Molecular dynamics of liquid acetone determined by depolarized Rayleogh and low-frequency Raman scattering spectroscopy.

Slow to ultrafast dynamics of liquid acetone at variable temperature was investigated by depolarized Rayleigh and low-frequency Raman scattering spectroscopy, in the region 0–200 cm–1. A detailed analysis was performed on the spectra and the corresponding time responses, and a consistent view of the molecular dynamics of this important solvent was achieved. Slight effects of temperature on the spectra were interpreted, and distinct dynamical processes identified. At very low frequencies, or long time scales, acetone dynamics is characterized by a slow diffusive reorientation obeying the Stokes-Einstein-Debye hydrodynamic theory in the limit of subslip boundary conditions. An alternative model based on the microviscosity concept proved able to reproduce this correlation time and its temperature dependence. A comparative analysis of collective with single-molecule reorientational times, estimated from intramolecular Raman profiles, led to an orientational correlation parameter g2 of unity, which denotes a statistical disorder of molecular polarizability tensors. A fast local restructuring process is putatively responsible for an additional contribution identified at subpicosecond time scales, often referred to as intermediate response in other molecular liquids.

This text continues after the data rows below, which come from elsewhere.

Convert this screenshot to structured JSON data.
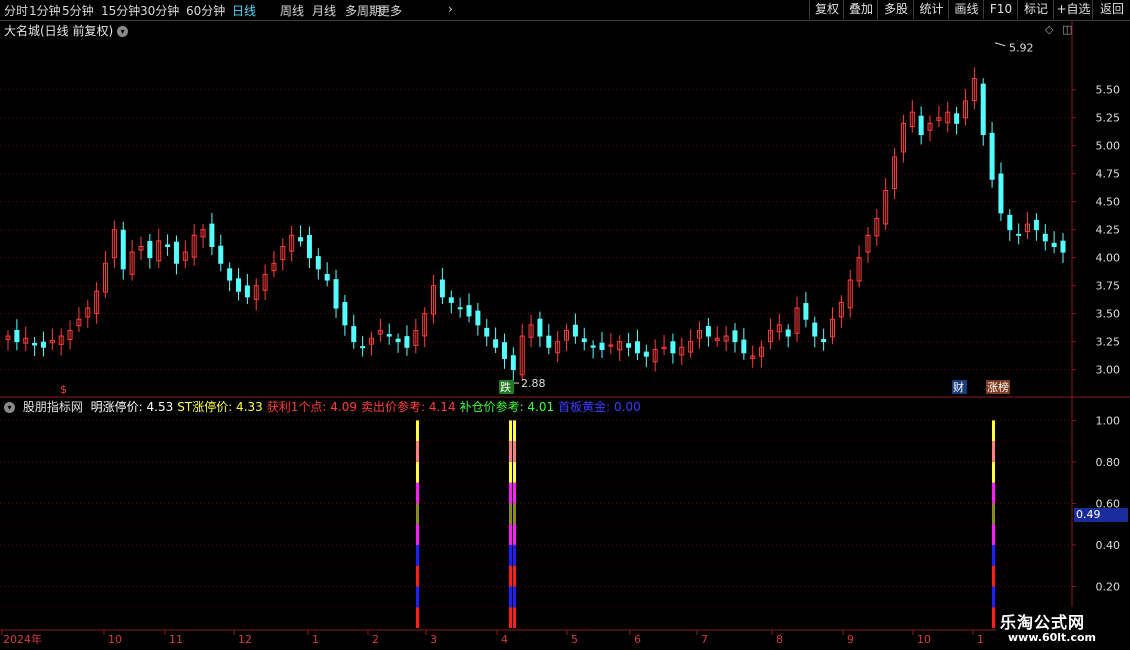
{
  "toolbar": {
    "timeframes": [
      "分时",
      "1分钟",
      "5分钟",
      "15分钟",
      "30分钟",
      "60分钟",
      "日线",
      "周线",
      "月线",
      "多周期",
      "更多"
    ],
    "active": "日线",
    "more_chevron": "chevron-right-icon",
    "buttons": [
      "复权",
      "叠加",
      "多股",
      "统计",
      "画线",
      "F10",
      "标记",
      "+自选",
      "返回"
    ]
  },
  "main": {
    "title": "大名城(日线 前复权)",
    "high_label": "5.92",
    "low_label": "2.88",
    "badges": {
      "dollar": "$",
      "drop": "跌",
      "cai": "财",
      "zhangbang": "涨榜"
    },
    "y_ticks": [
      "5.50",
      "5.25",
      "5.00",
      "4.75",
      "4.50",
      "4.25",
      "4.00",
      "3.75",
      "3.50",
      "3.25",
      "3.00"
    ]
  },
  "indicator": {
    "name": "股朋指标网",
    "fields": [
      {
        "label": "明涨停价:",
        "value": "4.53",
        "color": "#ffffff"
      },
      {
        "label": "ST涨停价:",
        "value": "4.33",
        "color": "#ffff3c"
      },
      {
        "label": "获利1个点:",
        "value": "4.09",
        "color": "#ff3c3c"
      },
      {
        "label": "卖出价参考:",
        "value": "4.14",
        "color": "#ff3c3c"
      },
      {
        "label": "补仓价参考:",
        "value": "4.01",
        "color": "#3cff3c"
      },
      {
        "label": "首板黄金:",
        "value": "0.00",
        "color": "#3c3cff"
      }
    ],
    "y_ticks": [
      "1.00",
      "0.80",
      "0.60",
      "0.40",
      "0.20"
    ],
    "current_value": "0.49"
  },
  "dates": [
    "2024年",
    "10",
    "11",
    "12",
    "1",
    "2",
    "3",
    "4",
    "5",
    "6",
    "7",
    "8",
    "9",
    "10",
    "1"
  ],
  "watermark": {
    "line1": "乐淘公式网",
    "line2": "www.60lt.com"
  },
  "colors": {
    "up": "#ff3c3c",
    "down": "#54ffff",
    "grid": "#6e0000",
    "accent": "#4fd8ff"
  },
  "chart_data": {
    "type": "candlestick",
    "series_close": [
      3.3,
      3.25,
      3.28,
      3.22,
      3.2,
      3.26,
      3.3,
      3.35,
      3.45,
      3.55,
      3.7,
      3.95,
      4.25,
      3.9,
      4.05,
      4.1,
      4.0,
      4.15,
      4.1,
      3.95,
      4.05,
      4.2,
      4.25,
      4.1,
      3.95,
      3.8,
      3.7,
      3.65,
      3.75,
      3.85,
      3.95,
      4.1,
      4.2,
      4.15,
      4.0,
      3.9,
      3.8,
      3.55,
      3.4,
      3.25,
      3.2,
      3.28,
      3.35,
      3.3,
      3.25,
      3.2,
      3.35,
      3.5,
      3.75,
      3.65,
      3.6,
      3.55,
      3.48,
      3.4,
      3.3,
      3.2,
      3.1,
      3.0,
      3.3,
      3.4,
      3.3,
      3.2,
      3.25,
      3.35,
      3.3,
      3.25,
      3.2,
      3.18,
      3.22,
      3.25,
      3.2,
      3.15,
      3.12,
      3.18,
      3.2,
      3.15,
      3.2,
      3.25,
      3.35,
      3.3,
      3.28,
      3.3,
      3.25,
      3.15,
      3.12,
      3.2,
      3.35,
      3.4,
      3.3,
      3.55,
      3.45,
      3.3,
      3.25,
      3.45,
      3.6,
      3.8,
      4.0,
      4.2,
      4.35,
      4.6,
      4.9,
      5.2,
      5.3,
      5.1,
      5.2,
      5.25,
      5.3,
      5.2,
      5.4,
      5.6,
      5.1,
      4.7,
      4.4,
      4.25,
      4.2,
      4.3,
      4.25,
      4.15,
      4.1,
      4.05
    ],
    "y_range": [
      2.88,
      5.92
    ],
    "high": 5.92,
    "low": 2.88,
    "indicator_ylim": [
      0,
      1.05
    ]
  }
}
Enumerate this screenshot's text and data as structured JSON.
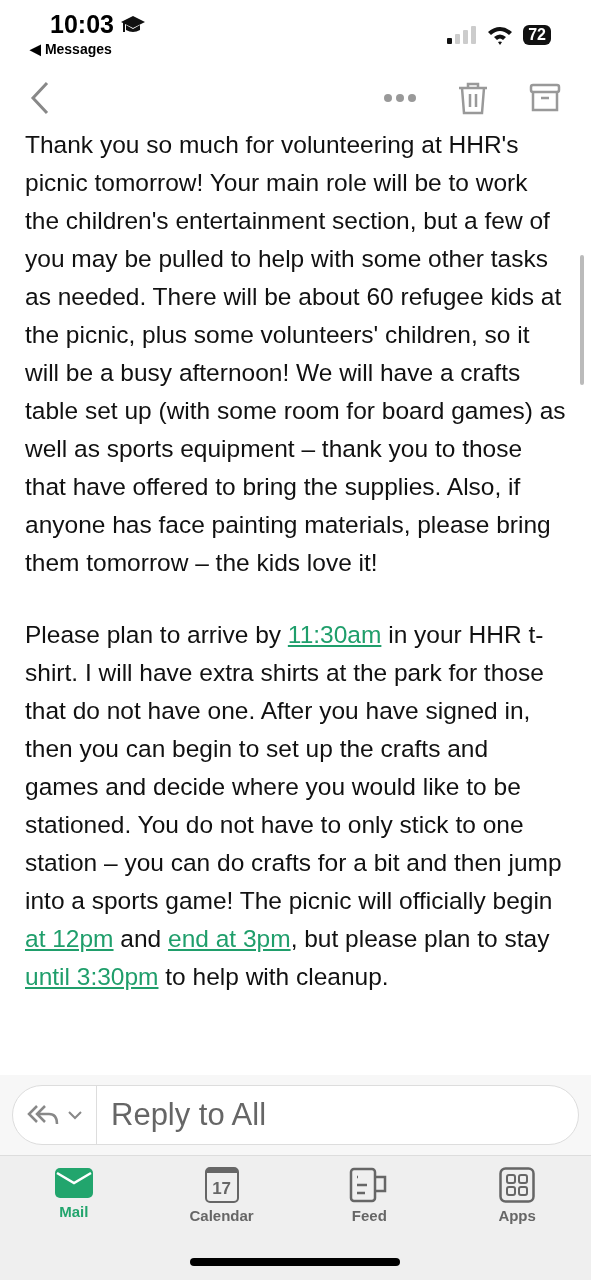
{
  "status_bar": {
    "time": "10:03",
    "back_label": "◀ Messages",
    "battery": "72"
  },
  "paragraphs": [
    {
      "segments": [
        {
          "kind": "text",
          "text": "Thank you so much for volunteering at HHR's picnic tomorrow! Your main role will be to work the children's entertainment section, but a few of you may be pulled to help with some other tasks as needed. There will be about 60 refugee kids at the picnic, plus some volunteers' children, so it will be a busy afternoon! We will have a crafts table set up (with some room for board games) as well as sports equipment – thank you to those that have offered to bring the supplies. Also, if anyone has face painting materials, please bring them tomorrow – the kids love it!"
        }
      ]
    },
    {
      "segments": [
        {
          "kind": "text",
          "text": "Please plan to arrive by "
        },
        {
          "kind": "link",
          "text": "11:30am"
        },
        {
          "kind": "text",
          "text": " in your HHR t-shirt. I will have extra shirts at the park for those that do not have one. After you have signed in, then you can begin to set up the crafts and games and decide where you would like to be stationed. You do not have to only stick to one station – you can do crafts for a bit and then jump into a sports game! The picnic will officially begin "
        },
        {
          "kind": "link",
          "text": "at 12pm"
        },
        {
          "kind": "text",
          "text": " and "
        },
        {
          "kind": "link",
          "text": "end at 3pm"
        },
        {
          "kind": "text",
          "text": ", but please plan to stay "
        },
        {
          "kind": "link",
          "text": "until 3:30pm"
        },
        {
          "kind": "text",
          "text": " to help with cleanup."
        }
      ]
    }
  ],
  "reply": {
    "placeholder": "Reply to All"
  },
  "tabs": [
    {
      "kind": "mail",
      "label": "Mail",
      "selected": true
    },
    {
      "kind": "calendar",
      "label": "Calendar",
      "selected": false,
      "day": "17"
    },
    {
      "kind": "feed",
      "label": "Feed",
      "selected": false
    },
    {
      "kind": "apps",
      "label": "Apps",
      "selected": false
    }
  ]
}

The high frequency portion of the dynamical susceptibility showed the signature of librational intermolecular motions, giving rise to an ultrafast decay of the time correlation function of polarizability anisotropy. The overall approach, which provided valuable information on the dynamics, structure and molecular interactions in acetone, will be applied to complex systems such as ionic acetone solutions in a forthcoming paper.